For the Lemon Cream Cheese Frosting:

  • 12 ounces (340 grams) brick-style cream cheese, softened
  • ¾ cup (1.5 sticks, or 170 grams) unsalted butter, softened
  • 3 cups (360 grams) powdered sugar
  • 1 to 2 tablespoons (15 to 30 ml) fresh lemon juice

Instructions

  1. Prepare the Oven & Pans: Preheat your oven to 350°F (180°C). Grease two 9-inch round cake pans with nonstick cooking spray. Line the bottoms with parchment paper and set aside.
  2. Mix Dry Ingredients: In a large mixing bowl, whisk together the cake flour, baking powder, baking soda, and salt. Set aside.
  3. Mix Wet Ingredients: In another large mixing bowl or measuring cup, combine the buttermilk, oil, lemon juice, and vanilla extract. Set aside.
  4. Cream Butter & Sugar: In the bowl of a stand mixer fitted with the paddle attachment, beat the softened butter on low speed until smooth. Gradually add the granulated sugar and lemon zest. Increase to medium speed and beat for 4-5 minutes until the mixture is light and fluffy.
  5. Add Eggs: Add the eggs to the butter mixture one at a time, ensuring each egg is fully incorporated before adding the next. Stop and scrape down the sides of the bowl as needed.
  6. Combine Ingredients: Add the dry ingredients and the buttermilk mixture alternately to the batter in three additions, beginning and ending with the dry ingredients. Mix each addition until just combined; avoid overmixing.
  7. Bake the Cakes: Divide the batter evenly between the prepared cake pans. Bake for 28-32 minutes, or until a toothpick inserted into the center comes out clean. Let the cakes cool in the pans for 20 minutes, then remove and transfer to a wire rack to cool completely.
  8. Make the Frosting: In a clean bowl of the stand mixer, beat the cream cheese until smooth. Add the softened butter and mix until fully combined.

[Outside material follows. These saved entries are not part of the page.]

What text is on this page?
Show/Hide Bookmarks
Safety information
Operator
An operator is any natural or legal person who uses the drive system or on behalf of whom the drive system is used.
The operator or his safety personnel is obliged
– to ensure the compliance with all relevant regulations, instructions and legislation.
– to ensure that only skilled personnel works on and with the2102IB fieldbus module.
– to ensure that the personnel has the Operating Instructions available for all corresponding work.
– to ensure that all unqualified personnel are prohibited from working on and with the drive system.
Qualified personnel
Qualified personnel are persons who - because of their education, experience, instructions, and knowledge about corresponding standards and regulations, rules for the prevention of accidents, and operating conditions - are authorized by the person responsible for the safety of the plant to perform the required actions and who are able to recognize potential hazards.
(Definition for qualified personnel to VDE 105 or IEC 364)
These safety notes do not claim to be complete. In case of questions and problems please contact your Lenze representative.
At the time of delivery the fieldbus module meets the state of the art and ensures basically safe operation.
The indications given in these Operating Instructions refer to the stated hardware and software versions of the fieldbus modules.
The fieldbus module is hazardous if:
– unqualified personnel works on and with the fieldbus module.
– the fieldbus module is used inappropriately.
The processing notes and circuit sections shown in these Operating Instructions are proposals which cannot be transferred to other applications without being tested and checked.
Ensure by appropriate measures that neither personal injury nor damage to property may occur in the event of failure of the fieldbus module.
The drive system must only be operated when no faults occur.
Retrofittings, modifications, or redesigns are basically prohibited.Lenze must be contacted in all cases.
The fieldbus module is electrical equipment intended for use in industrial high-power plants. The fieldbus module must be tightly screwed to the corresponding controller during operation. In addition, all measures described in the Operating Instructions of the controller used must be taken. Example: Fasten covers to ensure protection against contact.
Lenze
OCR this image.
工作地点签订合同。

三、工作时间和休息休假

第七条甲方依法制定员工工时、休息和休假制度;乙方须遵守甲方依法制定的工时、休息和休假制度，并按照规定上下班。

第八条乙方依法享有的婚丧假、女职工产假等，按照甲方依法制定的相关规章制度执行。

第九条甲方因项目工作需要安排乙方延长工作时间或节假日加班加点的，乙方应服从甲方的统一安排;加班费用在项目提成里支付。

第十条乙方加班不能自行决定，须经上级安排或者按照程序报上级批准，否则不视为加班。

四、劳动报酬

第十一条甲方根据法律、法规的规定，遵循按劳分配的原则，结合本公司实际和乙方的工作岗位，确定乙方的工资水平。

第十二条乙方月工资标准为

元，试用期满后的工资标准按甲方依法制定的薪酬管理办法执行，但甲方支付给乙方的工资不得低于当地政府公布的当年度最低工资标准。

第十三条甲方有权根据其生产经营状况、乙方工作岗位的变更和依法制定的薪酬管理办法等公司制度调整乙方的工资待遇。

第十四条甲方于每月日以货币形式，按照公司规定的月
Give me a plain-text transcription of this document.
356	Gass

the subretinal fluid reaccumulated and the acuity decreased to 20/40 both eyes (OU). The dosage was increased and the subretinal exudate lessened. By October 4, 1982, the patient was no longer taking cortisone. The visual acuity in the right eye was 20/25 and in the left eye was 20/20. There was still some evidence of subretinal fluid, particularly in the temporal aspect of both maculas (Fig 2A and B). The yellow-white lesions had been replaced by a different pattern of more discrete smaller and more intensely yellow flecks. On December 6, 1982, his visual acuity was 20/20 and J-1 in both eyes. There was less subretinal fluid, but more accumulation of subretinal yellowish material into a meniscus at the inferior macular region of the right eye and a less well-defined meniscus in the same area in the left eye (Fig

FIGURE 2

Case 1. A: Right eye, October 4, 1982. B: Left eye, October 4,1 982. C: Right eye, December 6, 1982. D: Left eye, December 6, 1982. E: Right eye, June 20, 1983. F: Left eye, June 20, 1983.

Gradually add the powdered sugar and 1 tablespoon of lemon juice. Mix until smooth, adding more lemon juice if needed for taste and consistency.
  9. Assemble the Cake: Once the cakes are completely cooled, level the tops with a knife if necessary. Place one cake layer on a stand and spread a layer of frosting on top. Add the second cake layer and use the remaining frosting to cover the top and sides.
  10. Serve & Store: Garnish with lemon slices if desired. Store the cake in an airtight container in the refrigerator for up to 4 days.

Conclusion

This lemon cake is a delightful treat that brings a burst of fresh citrus flavor in every bite. The combination of fluffy cake and creamy, tangy lemon frosting makes it a crowd-pleaser for any occasion. You can easily adapt this recipe for different pan sizes, and it’s perfect for gatherings, celebrations, or simply indulging in a little zestful sweetness. Enjoy!